Pheromones were first discovered in insects, and many have since been identified in other organisms; several have been produced synthetically. Pheromones have been shown to be one prominent way in which lower organisms communicate sexually. With mice, pheromones have been implicated in the female's choice of a mate (Rogel, 1978). Female mice which have been impregnated have even been found to abort the pregnancy when exposed to the presence of the smell of a strange male mouse (Bruce, 1960), presumably because of the effects of some pheromone.

Comfort (1971) has speculated that pheromones may similarly play an important role in human sexual behavior, especially in sexual attraction and arousal. In 1974, Michael, Bousall, and Warner isolated fatty acids in the vaginal secretions of women which structurally were closely related to similar substances thought to be sex-attractant pheromones in monkeys. Other studies, both behavioral and biochemical in nature, also seemed to suggest a relationship between what might be termed human pheromones and human sexual behavior. However, recent critical reviews of this data (Beauchamp, Doty, Moulton, and Mugford, 1976; Rogel, 1978) have cast considerable doubt on this speculation.

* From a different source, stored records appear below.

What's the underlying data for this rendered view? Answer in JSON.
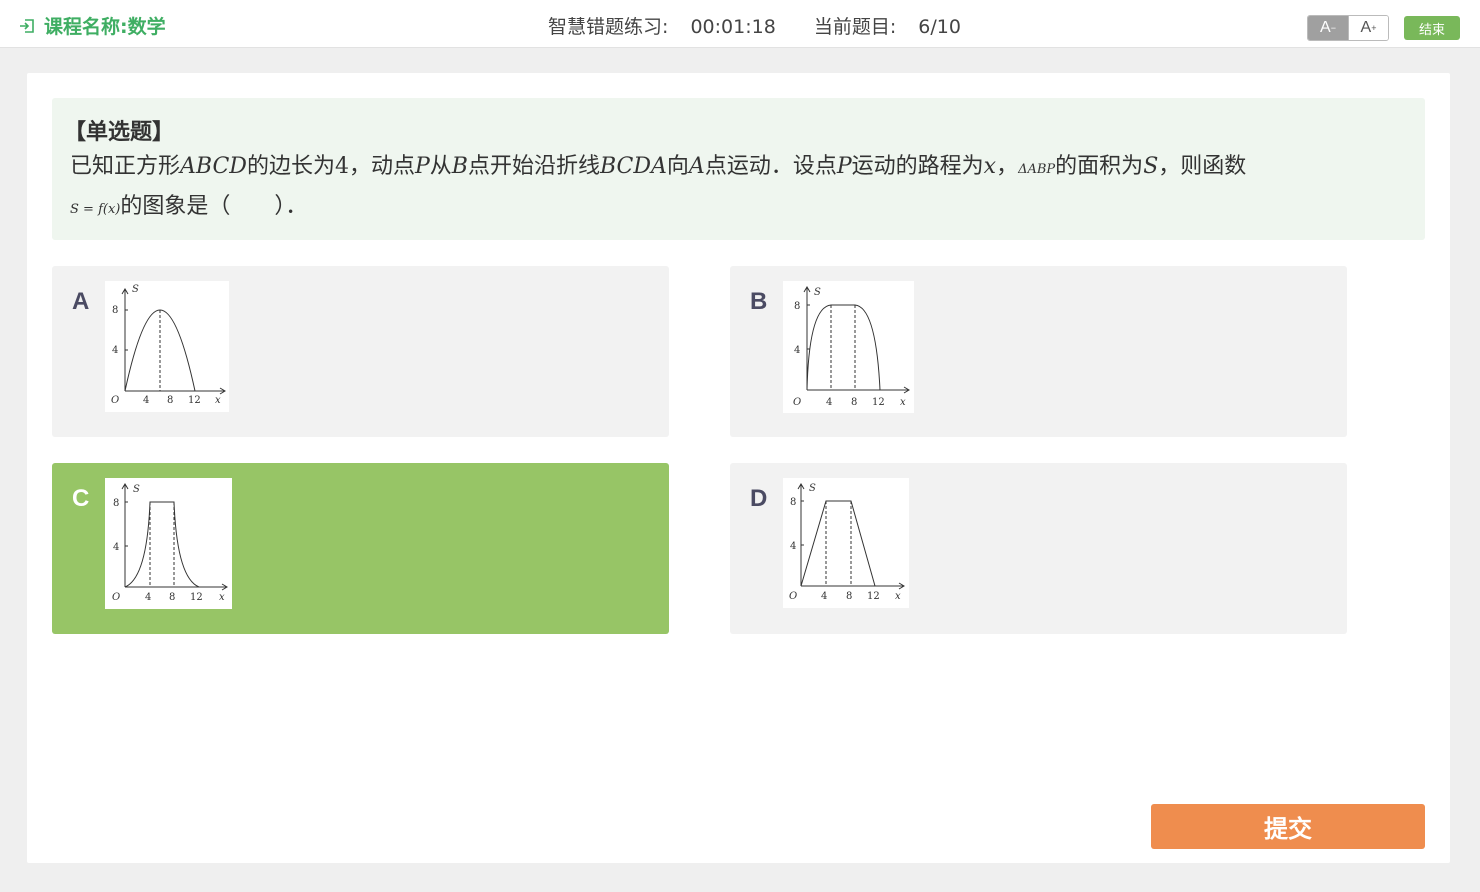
{
  "header": {
    "course_label": "课程名称:数学",
    "practice_label": "智慧错题练习:",
    "timer": "00:01:18",
    "question_label": "当前题目:",
    "question_progress": "6/10",
    "font_decrease": "A",
    "font_increase": "A",
    "end_label": "结束"
  },
  "question": {
    "type": "【单选题】",
    "line1_parts": [
      "已知正方形",
      "ABCD",
      "的边长为4，动点",
      "P",
      "从",
      "B",
      "点开始沿折线",
      "BCDA",
      "向",
      "A",
      "点运动．设点",
      "P",
      "运动的路程为",
      "x",
      "，",
      "ΔABP",
      "的面积为",
      "S",
      "，则函数"
    ],
    "line2_parts": [
      "S = f(x)",
      "的图象是（　　）．"
    ]
  },
  "options": [
    {
      "letter": "A",
      "selected": false,
      "graph": {
        "y_ticks": [
          "8",
          "4"
        ],
        "x_ticks": [
          "4",
          "8",
          "12"
        ],
        "origin": "O",
        "x_axis": "x",
        "y_axis": "S"
      }
    },
    {
      "letter": "B",
      "selected": false,
      "graph": {
        "y_ticks": [
          "8",
          "4"
        ],
        "x_ticks": [
          "4",
          "8",
          "12"
        ],
        "origin": "O",
        "x_axis": "x",
        "y_axis": "S"
      }
    },
    {
      "letter": "C",
      "selected": true,
      "graph": {
        "y_ticks": [
          "8",
          "4"
        ],
        "x_ticks": [
          "4",
          "8",
          "12"
        ],
        "origin": "O",
        "x_axis": "x",
        "y_axis": "S"
      }
    },
    {
      "letter": "D",
      "selected": false,
      "graph": {
        "y_ticks": [
          "8",
          "4"
        ],
        "x_ticks": [
          "4",
          "8",
          "12"
        ],
        "origin": "O",
        "x_axis": "x",
        "y_axis": "S"
      }
    }
  ],
  "submit_label": "提交",
  "colors": {
    "accent_green": "#3fae63",
    "selected_option": "#97c566",
    "submit": "#ef8d4e",
    "end_button": "#79b85a"
  }
}
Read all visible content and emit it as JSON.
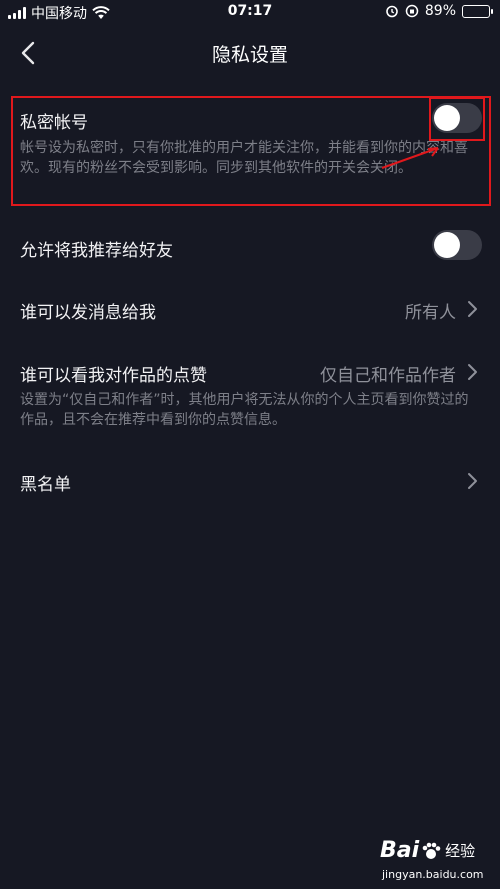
{
  "status_bar": {
    "carrier": "中国移动",
    "time": "07:17",
    "battery": "89%",
    "battery_level": 0.89
  },
  "nav": {
    "title": "隐私设置"
  },
  "private_account": {
    "label": "私密帐号",
    "description": "帐号设为私密时，只有你批准的用户才能关注你，并能看到你的内容和喜欢。现有的粉丝不会受到影响。同步到其他软件的开关会关闭。",
    "enabled": false
  },
  "recommend_to_friends": {
    "label": "允许将我推荐给好友",
    "enabled": false
  },
  "who_can_message": {
    "label": "谁可以发消息给我",
    "value": "所有人"
  },
  "who_can_see_likes": {
    "label": "谁可以看我对作品的点赞",
    "value": "仅自己和作品作者",
    "description": "设置为“仅自己和作者”时，其他用户将无法从你的个人主页看到你赞过的作品，且不会在推荐中看到你的点赞信息。"
  },
  "blacklist": {
    "label": "黑名单"
  },
  "watermark": {
    "brand": "Bai",
    "brand_suffix": "经验",
    "url": "jingyan.baidu.com"
  },
  "colors": {
    "background": "#161823",
    "annotation": "#e0181c",
    "toggle_off": "#3a3c47"
  }
}
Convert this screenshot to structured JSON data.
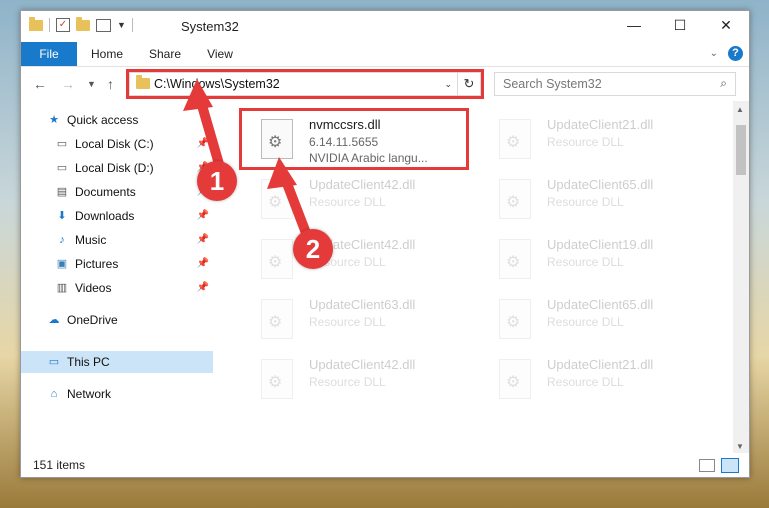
{
  "window": {
    "title": "System32",
    "controls": {
      "minimize": "—",
      "maximize": "☐",
      "close": "✕"
    }
  },
  "ribbon": {
    "tabs": [
      "File",
      "Home",
      "Share",
      "View"
    ],
    "help": "?"
  },
  "nav": {
    "address": "C:\\Windows\\System32",
    "search_placeholder": "Search System32"
  },
  "sidebar": {
    "items": [
      {
        "label": "Quick access",
        "icon": "star-icon"
      },
      {
        "label": "Local Disk (C:)",
        "icon": "drive-icon"
      },
      {
        "label": "Local Disk (D:)",
        "icon": "drive-icon"
      },
      {
        "label": "Documents",
        "icon": "documents-icon"
      },
      {
        "label": "Downloads",
        "icon": "download-icon"
      },
      {
        "label": "Music",
        "icon": "music-icon"
      },
      {
        "label": "Pictures",
        "icon": "pictures-icon"
      },
      {
        "label": "Videos",
        "icon": "videos-icon"
      },
      {
        "label": "OneDrive",
        "icon": "cloud-icon"
      },
      {
        "label": "This PC",
        "icon": "computer-icon"
      },
      {
        "label": "Network",
        "icon": "network-icon"
      }
    ]
  },
  "files": {
    "highlighted": {
      "name": "nvmccsrs.dll",
      "version": "6.14.11.5655",
      "description": "NVIDIA Arabic langu..."
    },
    "faded": [
      {
        "name": "UpdateClient21.dll",
        "type": "Resource DLL"
      },
      {
        "name": "UpdateClient42.dll",
        "type": "Resource DLL"
      },
      {
        "name": "UpdateClient65.dll",
        "type": "Resource DLL"
      },
      {
        "name": "UpdateClient42.dll",
        "type": "Resource DLL"
      },
      {
        "name": "UpdateClient19.dll",
        "type": "Resource DLL"
      },
      {
        "name": "UpdateClient63.dll",
        "type": "Resource DLL"
      },
      {
        "name": "UpdateClient65.dll",
        "type": "Resource DLL"
      },
      {
        "name": "UpdateClient42.dll",
        "type": "Resource DLL"
      },
      {
        "name": "UpdateClient21.dll",
        "type": "Resource DLL"
      }
    ]
  },
  "status": {
    "item_count": "151 items"
  },
  "annotations": {
    "step1": "1",
    "step2": "2",
    "color": "#e53a3a"
  },
  "colors": {
    "accent": "#1979ca",
    "selected": "#cce4f7"
  }
}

No mammalian reproductive pheromone has been definitely chemically identified; there is doubt that the substances tentatively termed human pheromones actually meet the traditional, scientific criteria that have been used to define nonmammalian pheromones. Also, vaginal odors have been found to be very complex, highly individualized, and affected by a variety of environmental factors (including diet, phase of menstrual cycle, and the use of deodorants and perfumes). These findings have led Rogel (1978) to conclude that while olfactory cues may influence human behavior in many ways, it is not likely that any form of chemical communication plays any significant role in the control of human sexual behavior.